Era la mattina del 24 dicembre e in un ventaglio di religioni dovevo scegliere un simbolico presente tanto da non apparire così miserabile come da tradizione (forse): un brillante mappamondo, tuttavia over-budget; curiosi portaoggetti a forma di papere, elefanti e dragoni; candele ed essenze profumate; una sedia lignea a forma di mano aperta, ma per necessità le dimensioni del lato b dovevano essere piuttosto contenute. 
Ma due su tutti attirarono le mie curiosità pagane: un vecchio portamunizioni in ferro verde pallido appartenuto a chissà quale soldato indiano in chissà quale guerra, ed un’ascia in bambù recante un’etichetta con su scritto ‘fabbricata dalle popolazioni indigene brasiliane della Foresta Amazzonica’ e decorata con pietre apparentemente pregiate.
Non so il perché di un’arma brasiliana in un negozio indù, ma il senso dell’orientamento stava ormai andando a farsi benedire…da un qualche dio, probabilmente da quello a minor prezzo. 

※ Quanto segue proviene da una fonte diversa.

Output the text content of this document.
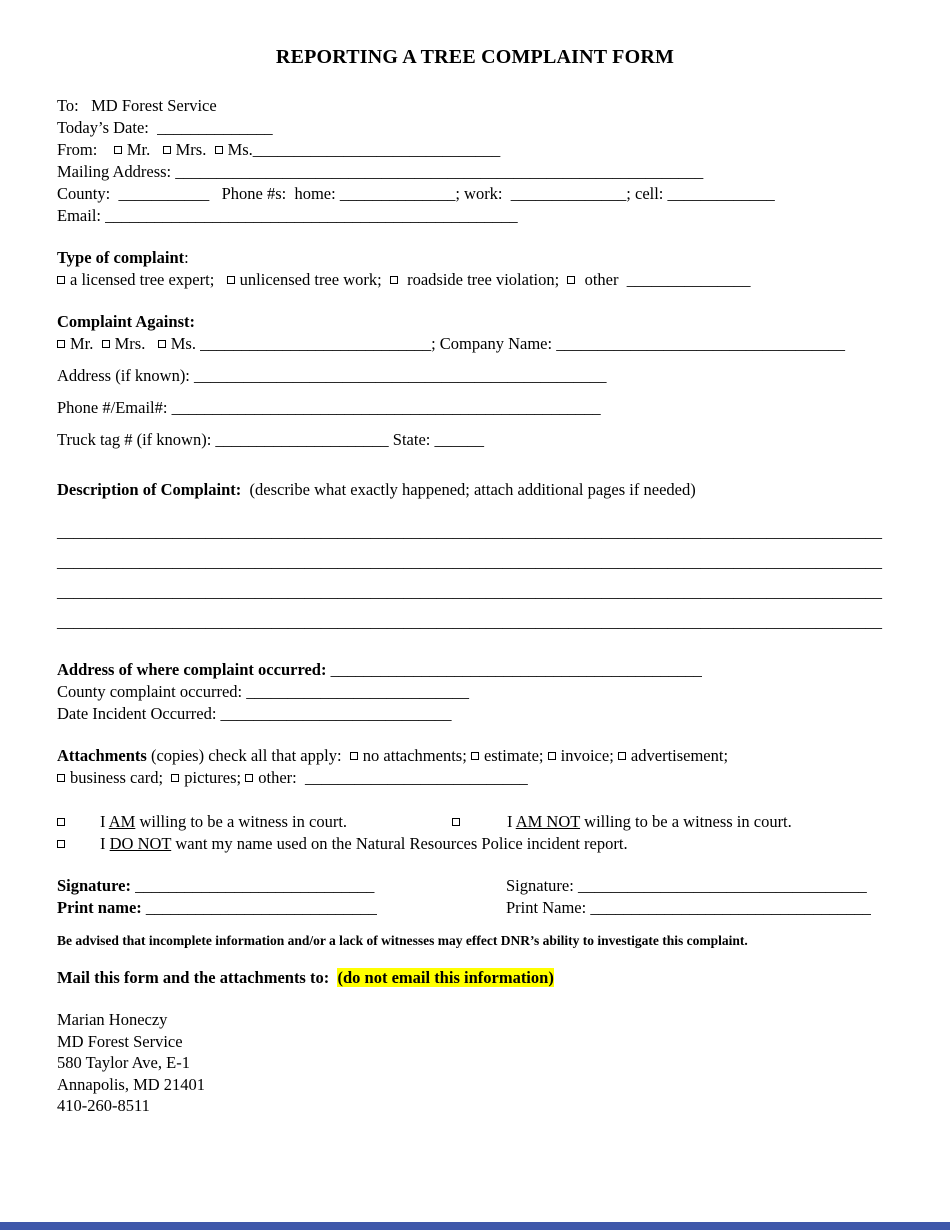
REPORTING A TREE COMPLAINT FORM
To:   MD Forest Service
Today’s Date:  ______________
From:    Mr.   Mrs.  Ms.______________________________
Mailing Address: ________________________________________________________________
County:  ___________   Phone #s:  home: ______________; work:  ______________; cell: _____________
Email: __________________________________________________
Type of complaint:
a licensed tree expert;   unlicensed tree work;   roadside tree violation;   other  _______________
Complaint Against:
Mr.  Mrs.   Ms. ____________________________; Company Name: ___________________________________
Address (if known): __________________________________________________
Phone #/Email#: ____________________________________________________
Truck tag # (if known): _____________________ State: ______
Description of Complaint:  (describe what exactly happened; attach additional pages if needed)
____________________________________________________________________________________________________
____________________________________________________________________________________________________
____________________________________________________________________________________________________
____________________________________________________________________________________________________
Address of where complaint occurred: _____________________________________________
County complaint occurred: ___________________________
Date Incident Occurred: ____________________________
Attachments (copies) check all that apply:  no attachments; estimate; invoice; advertisement;
business card;  pictures; other:  ___________________________
I AM willing to be a witness in court.	I AM NOT willing to be a witness in court.
I DO NOT want my name used on the Natural Resources Police incident report.
Signature: _____________________________	Signature: ___________________________________
Print name: ____________________________	Print Name: __________________________________
Be advised that incomplete information and/or a lack of witnesses may effect DNR’s ability to investigate this complaint.
Mail this form and the attachments to:  (do not email this information)
Marian Honeczy
MD Forest Service
580 Taylor Ave, E-1
Annapolis, MD 21401
410-260-8511
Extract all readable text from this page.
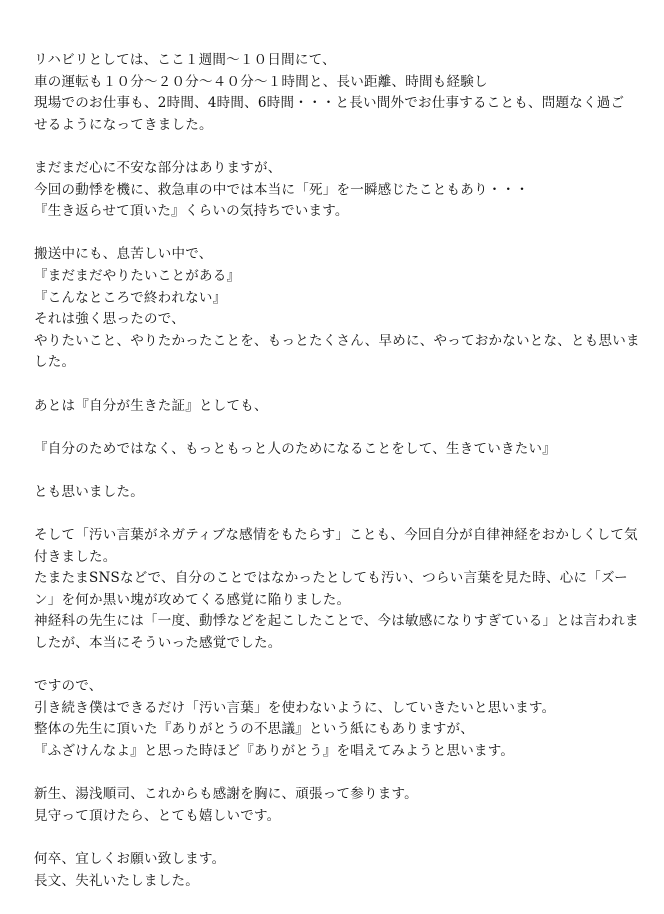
リハビリとしては、ここ１週間〜１０日間にて、
車の運転も１０分〜２０分〜４０分〜１時間と、長い距離、時間も経験し
現場でのお仕事も、2時間、4時間、6時間・・・と長い間外でお仕事することも、問題なく過ご
せるようになってきました。

まだまだ心に不安な部分はありますが、
今回の動悸を機に、救急車の中では本当に「死」を一瞬感じたこともあり・・・
『生き返らせて頂いた』くらいの気持ちでいます。

搬送中にも、息苦しい中で、
『まだまだやりたいことがある』
『こんなところで終われない』
それは強く思ったので、
やりたいこと、やりたかったことを、もっとたくさん、早めに、やっておかないとな、とも思いま
した。

あとは『自分が生きた証』としても、

『自分のためではなく、もっともっと人のためになることをして、生きていきたい』

とも思いました。

そして「汚い言葉がネガティブな感情をもたらす」ことも、今回自分が自律神経をおかしくして気
付きました。
たまたまSNSなどで、自分のことではなかったとしても汚い、つらい言葉を見た時、心に「ズー
ン」を何か黒い塊が攻めてくる感覚に陥りました。
神経科の先生には「一度、動悸などを起こしたことで、今は敏感になりすぎている」とは言われま
したが、本当にそういった感覚でした。

ですので、
引き続き僕はできるだけ「汚い言葉」を使わないように、していきたいと思います。
整体の先生に頂いた『ありがとうの不思議』という紙にもありますが、
『ふざけんなよ』と思った時ほど『ありがとう』を唱えてみようと思います。

新生、湯浅順司、これからも感謝を胸に、頑張って参ります。
見守って頂けたら、とても嬉しいです。

何卒、宜しくお願い致します。
長文、失礼いたしました。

Uscimmo con la scusa di ritornare e un susseguirsi di bottegai ci accompagnò dalla Maddalena fino alla Posta vecchia.
Mestieri che credevo ormai in disuso si nascondevano tra le mani sporche di chi la città antica l’aveva conosciuta davvero, ormai morente tra le dita di nuovi coloni, tra un dollaro e uno yuan. 
Scoprii una stradina mai letta prima, 'Vico dell’amor perfetto', ma nessuno lì ragionava col cuore e di perfetto c’era che quel vicoletto stava terminando dopo il nauseabondo abbraccio di urina ed immondizia.

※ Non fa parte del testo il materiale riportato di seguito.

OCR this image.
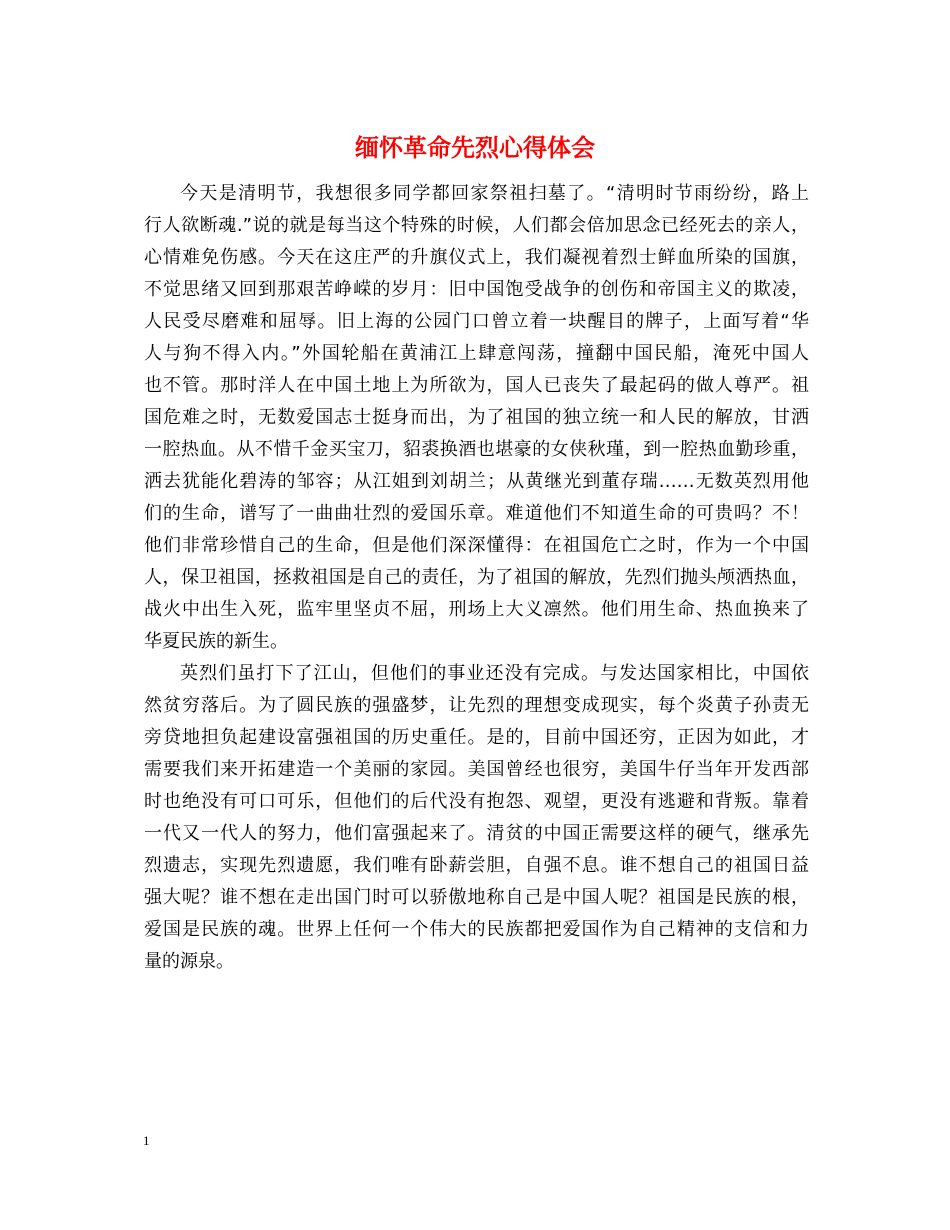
缅怀革命先烈心得体会
今天是清明节，我想很多同学都回家祭祖扫墓了。“清明时节雨纷纷，路上
行人欲断魂.”说的就是每当这个特殊的时候，人们都会倍加思念已经死去的亲人，
心情难免伤感。今天在这庄严的升旗仪式上，我们凝视着烈士鲜血所染的国旗，
不觉思绪又回到那艰苦峥嵘的岁月：旧中国饱受战争的创伤和帝国主义的欺凌，
人民受尽磨难和屈辱。旧上海的公园门口曾立着一块醒目的牌子，上面写着“华
人与狗不得入内。”外国轮船在黄浦江上肆意闯荡，撞翻中国民船，淹死中国人
也不管。那时洋人在中国土地上为所欲为，国人已丧失了最起码的做人尊严。祖
国危难之时，无数爱国志士挺身而出，为了祖国的独立统一和人民的解放，甘洒
一腔热血。从不惜千金买宝刀，貂裘换酒也堪豪的女侠秋瑾，到一腔热血勤珍重，
洒去犹能化碧涛的邹容；从江姐到刘胡兰；从黄继光到董存瑞……无数英烈用他
们的生命，谱写了一曲曲壮烈的爱国乐章。难道他们不知道生命的可贵吗？不！
他们非常珍惜自己的生命，但是他们深深懂得：在祖国危亡之时，作为一个中国
人，保卫祖国，拯救祖国是自己的责任，为了祖国的解放，先烈们抛头颅洒热血，
战火中出生入死，监牢里坚贞不屈，刑场上大义凛然。他们用生命、热血换来了
华夏民族的新生。
英烈们虽打下了江山，但他们的事业还没有完成。与发达国家相比，中国依
然贫穷落后。为了圆民族的强盛梦，让先烈的理想变成现实，每个炎黄子孙责无
旁贷地担负起建设富强祖国的历史重任。是的，目前中国还穷，正因为如此，才
需要我们来开拓建造一个美丽的家园。美国曾经也很穷，美国牛仔当年开发西部
时也绝没有可口可乐，但他们的后代没有抱怨、观望，更没有逃避和背叛。靠着
一代又一代人的努力，他们富强起来了。清贫的中国正需要这样的硬气，继承先
烈遗志，实现先烈遗愿，我们唯有卧薪尝胆，自强不息。谁不想自己的祖国日益
强大呢？谁不想在走出国门时可以骄傲地称自己是中国人呢？祖国是民族的根，
爱国是民族的魂。世界上任何一个伟大的民族都把爱国作为自己精神的支信和力
量的源泉。
1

L’amore l’avremmo trovato solo una volta girato l’angolo, pelle d’ebano e smack affidati ad un tocco di vento, come al vento si affida un amante senza promesse.
Da Piazza dei Greci agli Orefici il passo è breve come i minuti che restavano per una decisione. 

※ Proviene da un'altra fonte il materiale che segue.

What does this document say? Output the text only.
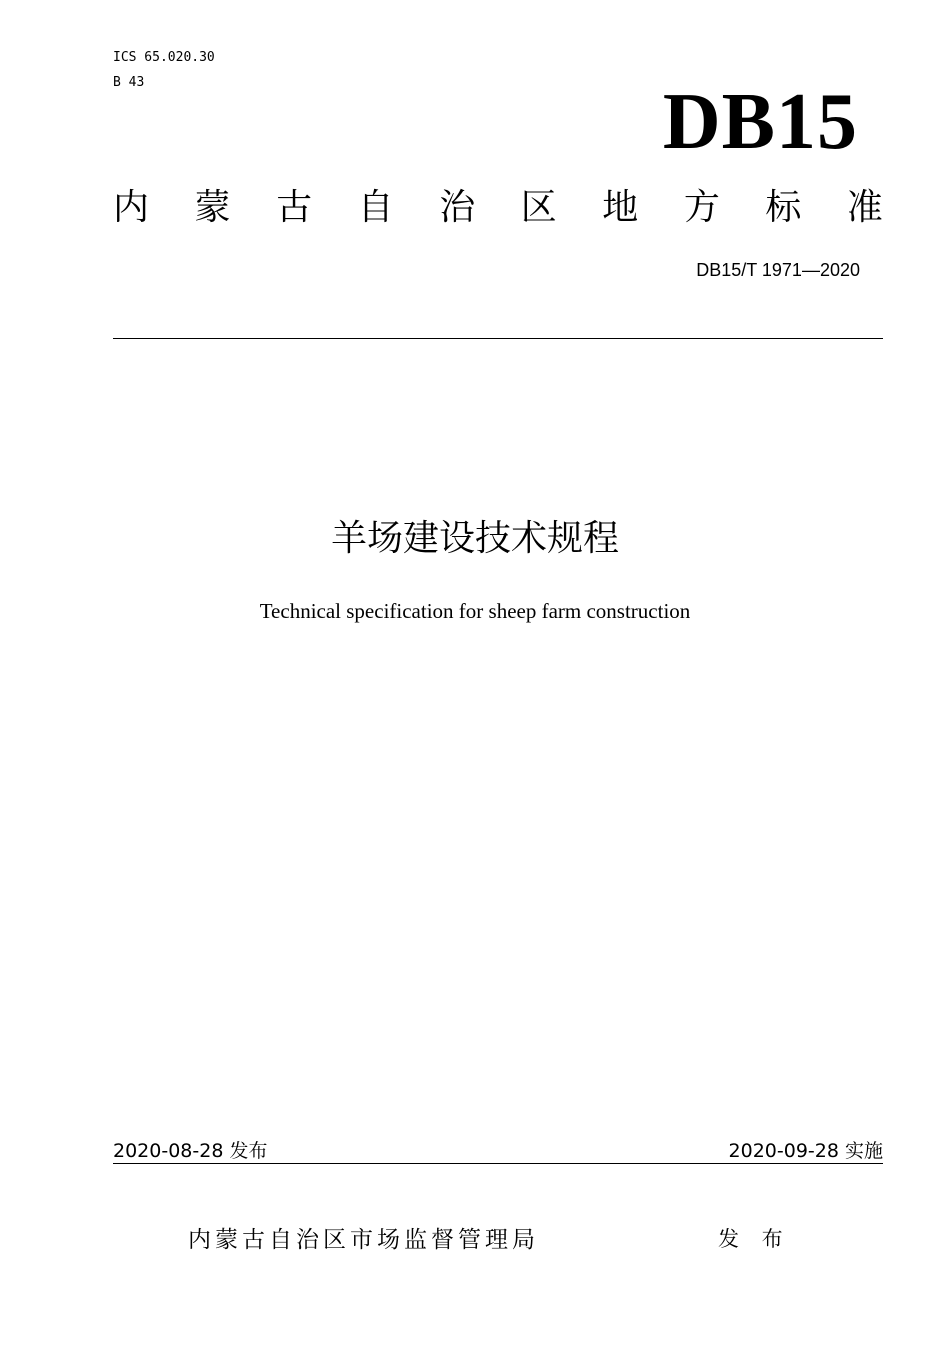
ICS 65.020.30
B 43	DB15
内 蒙 古 自 治 区 地 方 标 准
DB15/T 1971—2020
羊场建设技术规程
Technical specification for sheep farm construction
2020-08-28 发布	2020-09-28 实施
内蒙古自治区市场监督管理局	发 布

Assaliti da una fiumana di voci e musiche d’altri tempi, quell’inconfondibile fragranza di focaccia nostrana distante pochi metri era un canto di sirena per le nostre gole: bastava 1€ di estasi, 1€ per farmi dimenticare che a casa avevo già un pranzo, sebbene non a quei livelli (gli avanzi del giorno precedente). 
E così Io mi trovavo qui, a combattere contro un simil desìo, senza armi. 
Me ne serviva assolutamente una. Forse un’ascia. Forse anche brasiliana, fabbricata da popolazioni indigene dell’Amazzonia. Forse si. Ma stavolta l’avrei sotterrata.